Monday, January 16, 2017



The Arrival

Reading The Arrival was a pleasantly interesting experience.  For one, the book doesn’t have any words, but that make the reader confused as to what’s going on at all – in fact, the author seemingly creates a much more powerful story without them.



The first page of the comic shows the context of the characters and how they are/what they are like before you even get to see them in the coming pages and in the last panel. These panels are all playing off of items/contexts that we know are of families and we know this because well – for the most part, we grew up with a family similar to this one.  We had our picture put up on the fridge as kids,  we lived with parents that had clothing or possessions close to the ones shown – or at the least have seen these as a common media trope in the west as to what a “normal family” should look like.

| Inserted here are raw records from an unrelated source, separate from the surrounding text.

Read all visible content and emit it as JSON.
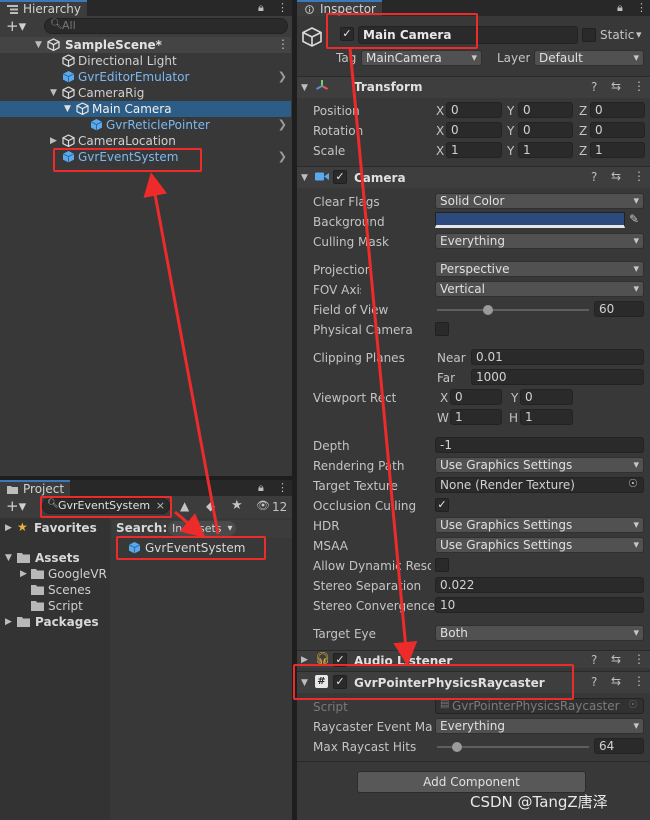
{
  "hierarchy": {
    "tab": "Hierarchy",
    "search_placeholder": "All",
    "add_label": "+▾",
    "items": [
      {
        "label": "SampleScene*",
        "type": "scene"
      },
      {
        "label": "Directional Light",
        "type": "object"
      },
      {
        "label": "GvrEditorEmulator",
        "type": "prefab"
      },
      {
        "label": "CameraRig",
        "type": "object"
      },
      {
        "label": "Main Camera",
        "type": "object"
      },
      {
        "label": "GvrReticlePointer",
        "type": "prefab"
      },
      {
        "label": "CameraLocation",
        "type": "object"
      },
      {
        "label": "GvrEventSystem",
        "type": "prefab"
      }
    ]
  },
  "project": {
    "tab": "Project",
    "add_label": "+▾",
    "search_value": "GvrEventSystem",
    "hidden_count": "12",
    "search_label": "Search:",
    "search_scope": "In Assets",
    "result": "GvrEventSystem",
    "tree": [
      {
        "label": "Favorites"
      },
      {
        "label": "Assets"
      },
      {
        "label": "GoogleVR"
      },
      {
        "label": "Scenes"
      },
      {
        "label": "Script"
      },
      {
        "label": "Packages"
      }
    ]
  },
  "inspector": {
    "tab": "Inspector",
    "object_name": "Main Camera",
    "static_label": "Static",
    "tag_label": "Tag",
    "tag_value": "MainCamera",
    "layer_label": "Layer",
    "layer_value": "Default",
    "transform": {
      "title": "Transform",
      "position_label": "Position",
      "rotation_label": "Rotation",
      "scale_label": "Scale",
      "position": [
        "0",
        "0",
        "0"
      ],
      "rotation": [
        "0",
        "0",
        "0"
      ],
      "scale": [
        "1",
        "1",
        "1"
      ]
    },
    "axes": [
      "X",
      "Y",
      "Z"
    ],
    "camera": {
      "title": "Camera",
      "clear_flags_label": "Clear Flags",
      "clear_flags": "Solid Color",
      "background_label": "Background",
      "background_color": "#2c4a7e",
      "culling_mask_label": "Culling Mask",
      "culling_mask": "Everything",
      "projection_label": "Projection",
      "projection": "Perspective",
      "fov_axis_label": "FOV Axis",
      "fov_axis": "Vertical",
      "fov_label": "Field of View",
      "fov": "60",
      "physical_label": "Physical Camera",
      "clipping_label": "Clipping Planes",
      "near_label": "Near",
      "near": "0.01",
      "far_label": "Far",
      "far": "1000",
      "viewport_label": "Viewport Rect",
      "vx": "0",
      "vy": "0",
      "vw": "1",
      "vh": "1",
      "w_label": "W",
      "h_label": "H",
      "depth_label": "Depth",
      "depth": "-1",
      "render_path_label": "Rendering Path",
      "render_path": "Use Graphics Settings",
      "target_texture_label": "Target Texture",
      "target_texture": "None (Render Texture)",
      "occlusion_label": "Occlusion Culling",
      "hdr_label": "HDR",
      "hdr": "Use Graphics Settings",
      "msaa_label": "MSAA",
      "msaa": "Use Graphics Settings",
      "dynamic_res_label": "Allow Dynamic Resolution",
      "stereo_sep_label": "Stereo Separation",
      "stereo_sep": "0.022",
      "stereo_conv_label": "Stereo Convergence",
      "stereo_conv": "10",
      "target_eye_label": "Target Eye",
      "target_eye": "Both"
    },
    "audio_listener": {
      "title": "Audio Listener"
    },
    "raycaster": {
      "title": "GvrPointerPhysicsRaycaster",
      "script_label": "Script",
      "script_value": "GvrPointerPhysicsRaycaster",
      "event_mask_label": "Raycaster Event Mask",
      "event_mask": "Everything",
      "max_hits_label": "Max Raycast Hits",
      "max_hits": "64"
    },
    "add_component": "Add Component"
  },
  "watermark": "CSDN @TangZ唐泽",
  "colors": {
    "selection": "#2c5d87",
    "accent": "#3a79bb",
    "annotation": "#ee2b2b",
    "prefab_text": "#7cb9f2"
  }
}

But then we are shown the father leaving on a boat and overcoming all different kinds of problems. And if you didn’t understand that the father was immigrating to another country, these panels show what immigration looks like to a lot of people in the west.  It shows actions/tropes that we associate with immigration such as health screenings, language and history tests, and the different documents that have to be recorded and taken during the whole process. And again, none of this is done with words but rather with imagery of the human experience. Ideas and imagery that we can relate to - even if we’ve never done it ourselves because we’ve heard stories or have read about it.   The Arrival is a personal story, but for the readers, they are able to project a story, even possibly their own story, on to this character because of the familiarity of his human experience with their own.

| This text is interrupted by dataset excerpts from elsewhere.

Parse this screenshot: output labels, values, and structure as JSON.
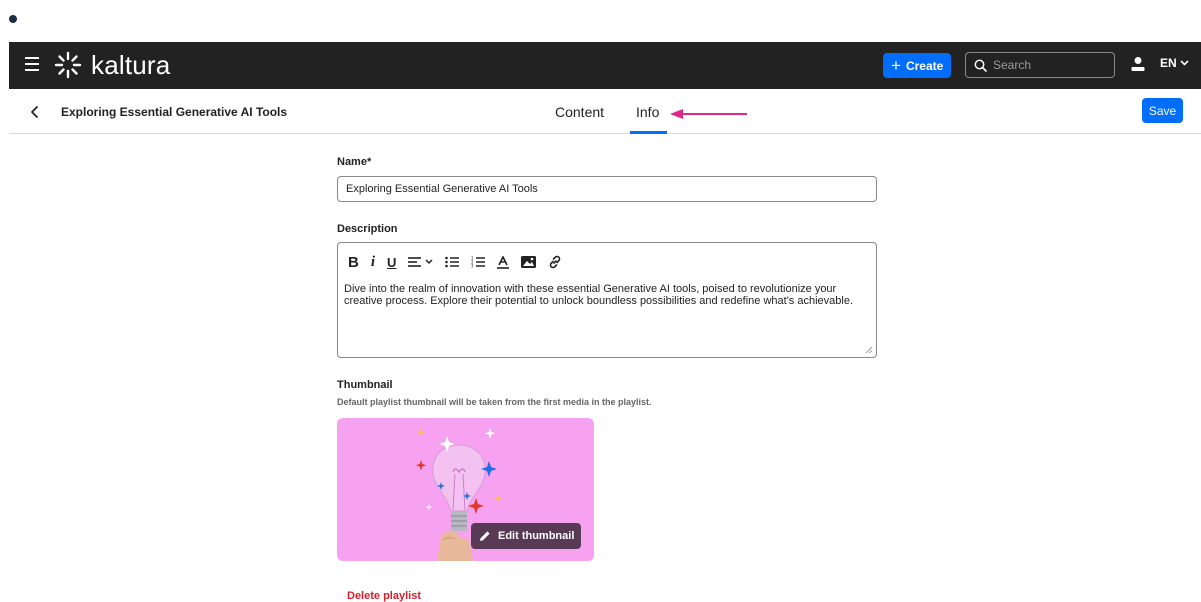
{
  "app": {
    "logo_text": "kaltura",
    "create_label": "Create",
    "search_placeholder": "Search",
    "language": "EN",
    "accent_color": "#006efa",
    "header_bg": "#222222"
  },
  "subheader": {
    "title": "Exploring Essential Generative AI Tools",
    "tabs": [
      {
        "label": "Content",
        "active": false
      },
      {
        "label": "Info",
        "active": true
      }
    ],
    "save_label": "Save"
  },
  "form": {
    "name_label": "Name",
    "name_required_mark": "*",
    "name_value": "Exploring Essential Generative AI Tools",
    "description_label": "Description",
    "description_text": "Dive into the realm of innovation with these essential Generative AI tools, poised to revolutionize your creative process. Explore their potential to unlock boundless possibilities and redefine what's achievable.",
    "toolbar_icons": [
      "bold-icon",
      "italic-icon",
      "underline-icon",
      "align-icon",
      "chevron-down-icon",
      "bullet-list-icon",
      "numbered-list-icon",
      "text-color-icon",
      "image-icon",
      "link-icon"
    ],
    "thumbnail_label": "Thumbnail",
    "thumbnail_hint": "Default playlist thumbnail will be taken from the first media in the playlist.",
    "edit_thumbnail_label": "Edit thumbnail",
    "delete_label": "Delete playlist",
    "delete_color": "#d21f2c",
    "thumbnail_bg": "#f7a2f1"
  }
}
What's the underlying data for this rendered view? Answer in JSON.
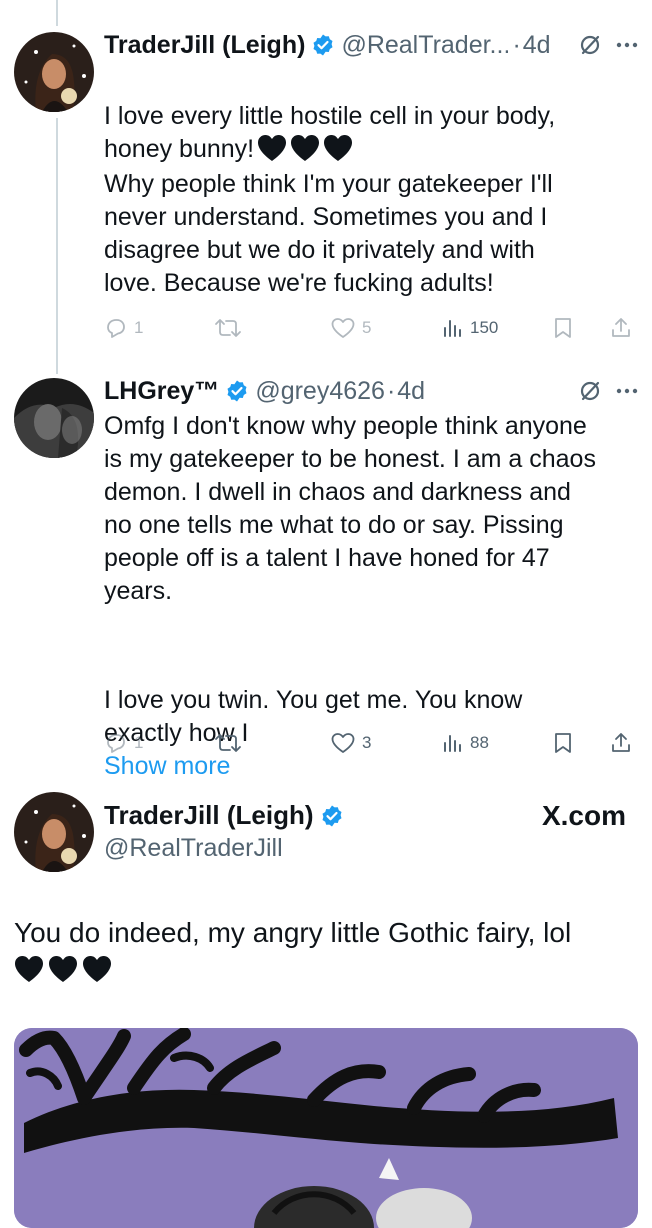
{
  "tweet1": {
    "name": "TraderJill (Leigh)",
    "handle": "@RealTrader...",
    "separator": "·",
    "time": "4d",
    "text_line1": "I love every little hostile cell in your body,\nhoney bunny!",
    "hearts": [
      "black-heart",
      "black-heart",
      "black-heart"
    ],
    "text_paragraph2": "Why people think I'm your gatekeeper I'll\nnever understand. Sometimes you and I\ndisagree but we do it privately and with\nlove. Because we're fucking adults!",
    "replies": "1",
    "likes": "5",
    "views": "150"
  },
  "tweet2": {
    "name": "LHGrey™",
    "handle": "@grey4626",
    "separator": "·",
    "time": "4d",
    "text_paragraph1": "Omfg I don't know why people think anyone\nis my gatekeeper to be honest. I am a chaos\ndemon. I dwell in chaos and darkness and\nno one tells me what to do or say. Pissing\npeople off is a talent I have honed for 47\nyears.",
    "text_paragraph2": "I love you twin. You get me. You know\nexactly how I",
    "show_more": "Show more",
    "replies": "1",
    "likes": "3",
    "views": "88"
  },
  "quote": {
    "name": "TraderJill (Leigh)",
    "handle": "@RealTraderJill",
    "brand": "X.com",
    "text": "You do indeed, my angry little Gothic fairy, lol",
    "hearts": [
      "black-heart",
      "black-heart",
      "black-heart"
    ],
    "media_background": "#8a7dbd"
  },
  "colors": {
    "verified": "#1d9bf0",
    "link": "#1d9bf0",
    "secondary_text": "#536471",
    "thread_line": "#cfd9de"
  }
}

The Arrival also does a fantastic job of making the reader feel what the main character feels.  When the main character moves to this strange land, he’s obviously confused and overwhelmed by his own foreignness to the country.  The Arrival makes the reader feel this way as well no matter where they came from because the country is drawn in a surrealist type art style that makes the world look strange and fantastical to anyone.  This also means that for any type of interactions with the strange machines, foods, animals, or language of the country, the reader is just as clueless as the character – which I think is a very rare feeling in literature. Personally, one of my favorite panels (shown above on the right) shows the main character putting up posters as his new job, but because it was in a language he didn’t know, he glued them all upside down.  As a reader, at first  I wasn’t sure at first why the man was mad at him, and it took me a moment to realized what had happened, and this again is a unique feeling that is only achieved by the reader being just as confused as the character.